Or to put it more politely, in a word I learned this year, it was a polycrisis, overwhelmed by bad news and hemmed in by uncertainty. It's not surprising that I kept trying to start and restart and kept failing. It felt like some part of me already knew... But finding out from last semester's class notes that this was the week (Week 5) when I headed home for the funeral was the slow-motion gut punch on repeat I did not need.
But I'm here, so once more into the breach, I guess.
Adam Serwer's piece in The Atlantic, had this absolutely remarkable passage I cannot stop rereading: "The secret fear of the morally depraved is that virtue is actually common, and that they’re the ones who are alone. In Minnesota, all of the ideological cornerstones of MAGA have been proved false at once. Minnesotans, not the armed thugs of ICE and the Border Patrol, are brave. Minnesotans have shown that their community is socially cohesive—because of its diversity and not in spite of it.
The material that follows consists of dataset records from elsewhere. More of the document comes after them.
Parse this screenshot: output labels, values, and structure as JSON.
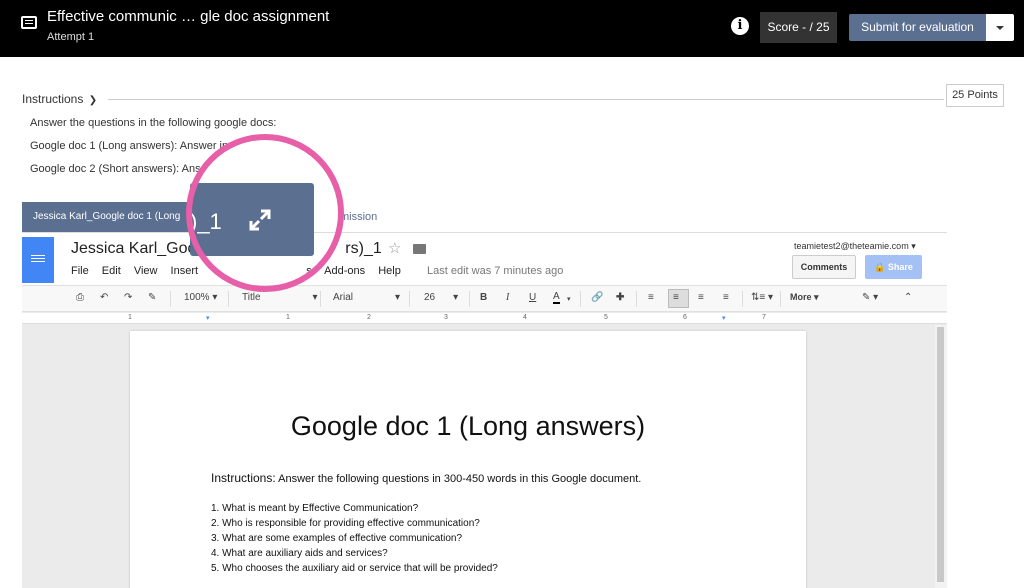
{
  "header": {
    "title": "Effective communic … gle doc assignment",
    "attempt": "Attempt 1",
    "score": "Score - / 25",
    "submit": "Submit for evaluation"
  },
  "instructions": {
    "label": "Instructions",
    "points": "25 Points",
    "lines": [
      "Answer the questions in the following google docs:",
      "Google doc 1 (Long answers): Answer in",
      "Google doc 2 (Short answers): Ans"
    ]
  },
  "tabs": {
    "active": "Jessica Karl_Google doc 1 (Long",
    "submission": "mission"
  },
  "expand_popup": {
    "text": ")_1"
  },
  "gdoc": {
    "title_left": "Jessica Karl_Goog",
    "title_right": "rs)_1",
    "menu": [
      "File",
      "Edit",
      "View",
      "Insert",
      "",
      "s",
      "Add-ons",
      "Help"
    ],
    "last_edit": "Last edit was 7 minutes ago",
    "email": "teamietest2@theteamie.com",
    "comments": "Comments",
    "share": "Share",
    "toolbar": {
      "zoom": "100%",
      "style": "Title",
      "font": "Arial",
      "size": "26",
      "more": "More"
    },
    "ruler": [
      "1",
      "1",
      "1",
      "2",
      "3",
      "4",
      "5",
      "6",
      "7"
    ]
  },
  "page": {
    "title": "Google doc 1 (Long answers)",
    "instructions_label": "Instructions:",
    "instructions_text": "Answer the following questions in 300-450 words in this Google document.",
    "questions": [
      "1. What is meant by Effective Communication?",
      "2. Who is responsible for providing effective communication?",
      "3. What are some examples of effective communication?",
      "4. What are auxiliary aids and services?",
      "5. Who chooses the auxiliary aid or service that will be provided?"
    ]
  }
}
Minnesotans have found and loved one another in a world atomized by social media, where empty men have tried to fill their lonely soul with lies about their own inherent superiority. Minnesotans have preserved everything worthwhile about “Western civilization,” while armed brutes try to tear it down by force." SO much yes!
And Tressie McMillan Cottom says about political exhaustion that sometimes it's not retreat and rest one needs but actually action and connection. That "sometimes we're not exhausted because we're aware of too much, we are exhausted because we're doing too little." The antidote, she says is to get involved, as "people who feel agentic aren't as tired." This is something for me to remember.
Pic: Baker Woods with L. I feel like the trees are nodding their wise heads over me.